Divide using synthetic division $$ ( 4x^{3}-49x-60 ) \div ( x-4 ) $$
Answer
The synthetic division table is:
$$ \begin{array}{c|rrrr}4&4&0&-49&-60\\& & 16& 64& \color{black}{60} \\ \hline &\color{blue}{4}&\color{blue}{16}&\color{blue}{15}&\color{orangered}{0} \end{array} $$The solution is:
$$ \frac{ 4x^{3}-49x-60 }{ x-4 } = \color{blue}{4x^{2}+16x+15} $$Explanation
Step 1 : Write down the coefficients of the dividend into division table. Put the zero from $ x -4 = 0 $ ( $ x = \color{blue}{ 4 } $ ) at the left.
$$ \begin{array}{c|rrrr}\color{blue}{4}&4&0&-49&-60\\& & & & \\ \hline &&&& \end{array} $$Step 1 : Bring down the leading coefficient to the bottom row.
$$ \begin{array}{c|rrrr}4&\color{orangered}{ 4 }&0&-49&-60\\& & & & \\ \hline &\color{orangered}{4}&&& \end{array} $$Step 2 : Multiply by the number on the left, and carry the result into the next column: $ \color{blue}{ 4 } \cdot \color{blue}{ 4 } = \color{blue}{ 16 } $.
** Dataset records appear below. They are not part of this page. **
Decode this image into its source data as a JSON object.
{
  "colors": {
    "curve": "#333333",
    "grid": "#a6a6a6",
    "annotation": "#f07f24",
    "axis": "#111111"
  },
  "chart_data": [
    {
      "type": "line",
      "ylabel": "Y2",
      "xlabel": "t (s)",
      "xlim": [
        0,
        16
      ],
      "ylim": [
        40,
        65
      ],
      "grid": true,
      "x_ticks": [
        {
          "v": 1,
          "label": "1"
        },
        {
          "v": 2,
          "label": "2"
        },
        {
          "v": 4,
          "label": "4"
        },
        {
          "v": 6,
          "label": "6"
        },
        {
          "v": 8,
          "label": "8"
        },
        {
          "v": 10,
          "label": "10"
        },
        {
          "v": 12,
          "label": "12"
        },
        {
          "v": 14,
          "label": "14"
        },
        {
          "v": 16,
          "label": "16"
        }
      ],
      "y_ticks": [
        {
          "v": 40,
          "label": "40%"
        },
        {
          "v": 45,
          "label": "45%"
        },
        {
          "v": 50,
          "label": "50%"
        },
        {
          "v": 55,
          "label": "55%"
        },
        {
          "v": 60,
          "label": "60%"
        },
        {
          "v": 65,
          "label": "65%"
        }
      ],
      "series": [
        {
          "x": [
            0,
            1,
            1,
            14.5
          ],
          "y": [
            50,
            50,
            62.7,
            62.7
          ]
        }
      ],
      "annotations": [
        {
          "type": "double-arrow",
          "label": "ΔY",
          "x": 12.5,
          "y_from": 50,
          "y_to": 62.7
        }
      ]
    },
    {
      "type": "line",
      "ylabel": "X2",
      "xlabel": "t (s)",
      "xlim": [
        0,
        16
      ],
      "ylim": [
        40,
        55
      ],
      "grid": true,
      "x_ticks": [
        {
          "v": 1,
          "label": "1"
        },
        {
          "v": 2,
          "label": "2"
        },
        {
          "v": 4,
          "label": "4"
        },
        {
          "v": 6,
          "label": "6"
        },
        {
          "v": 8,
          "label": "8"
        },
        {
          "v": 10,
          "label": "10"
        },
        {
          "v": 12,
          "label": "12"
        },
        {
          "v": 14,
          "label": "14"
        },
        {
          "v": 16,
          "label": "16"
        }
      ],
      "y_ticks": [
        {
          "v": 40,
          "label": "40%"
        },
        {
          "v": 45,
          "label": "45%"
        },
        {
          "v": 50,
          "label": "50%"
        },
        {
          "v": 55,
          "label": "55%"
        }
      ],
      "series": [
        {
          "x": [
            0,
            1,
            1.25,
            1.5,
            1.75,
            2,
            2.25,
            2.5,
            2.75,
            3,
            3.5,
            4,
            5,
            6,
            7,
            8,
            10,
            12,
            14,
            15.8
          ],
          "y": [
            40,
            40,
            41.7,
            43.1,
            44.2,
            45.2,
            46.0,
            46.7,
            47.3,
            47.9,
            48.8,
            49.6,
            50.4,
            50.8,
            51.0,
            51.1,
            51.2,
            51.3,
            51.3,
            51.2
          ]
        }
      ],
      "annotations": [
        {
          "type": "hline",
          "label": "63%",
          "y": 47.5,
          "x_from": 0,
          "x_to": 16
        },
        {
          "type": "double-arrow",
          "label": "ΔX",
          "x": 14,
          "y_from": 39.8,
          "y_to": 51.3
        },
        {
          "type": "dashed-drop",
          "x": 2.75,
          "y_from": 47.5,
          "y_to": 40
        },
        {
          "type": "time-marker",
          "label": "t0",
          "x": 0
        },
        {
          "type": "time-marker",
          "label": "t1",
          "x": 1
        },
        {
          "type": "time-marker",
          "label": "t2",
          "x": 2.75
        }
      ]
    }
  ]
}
$$ \begin{array}{c|rrrr}\color{blue}{4}&4&0&-49&-60\\& & \color{blue}{16} & & \\ \hline &\color{blue}{4}&&& \end{array} $$Step 3 : Add down last column: $ \color{orangered}{ 0 } + \color{orangered}{ 16 } = \color{orangered}{ 16 } $
$$ \begin{array}{c|rrrr}4&4&\color{orangered}{ 0 }&-49&-60\\& & \color{orangered}{16} & & \\ \hline &4&\color{orangered}{16}&& \end{array} $$Step 4 : Multiply by the number on the left, and carry the result into the next column: $ \color{blue}{ 4 } \cdot \color{blue}{ 16 } = \color{blue}{ 64 } $.
$$ \begin{array}{c|rrrr}\color{blue}{4}&4&0&-49&-60\\& & 16& \color{blue}{64} & \\ \hline &4&\color{blue}{16}&& \end{array} $$Step 5 : Add down last column: $ \color{orangered}{ -49 } + \color{orangered}{ 64 } = \color{orangered}{ 15 } $
$$ \begin{array}{c|rrrr}4&4&0&\color{orangered}{ -49 }&-60\\& & 16& \color{orangered}{64} & \\ \hline &4&16&\color{orangered}{15}& \end{array} $$Step 6 : Multiply by the number on the left, and carry the result into the next column: $ \color{blue}{ 4 } \cdot \color{blue}{ 15 } = \color{blue}{ 60 } $.
$$ \begin{array}{c|rrrr}\color{blue}{4}&4&0&-49&-60\\& & 16& 64& \color{blue}{60} \\ \hline &4&16&\color{blue}{15}& \end{array} $$Step 7 : Add down last column: $ \color{orangered}{ -60 } + \color{orangered}{ 60 } = \color{orangered}{ 0 } $
$$ \begin{array}{c|rrrr}4&4&0&-49&\color{orangered}{ -60 }\\& & 16& 64& \color{orangered}{60} \\ \hline &\color{blue}{4}&\color{blue}{16}&\color{blue}{15}&\color{orangered}{0} \end{array} $$Bottom line represents the quotient $ \color{blue}{ 4x^{2}+16x+15 } $ with a remainder of $ \color{red}{ 0 } $.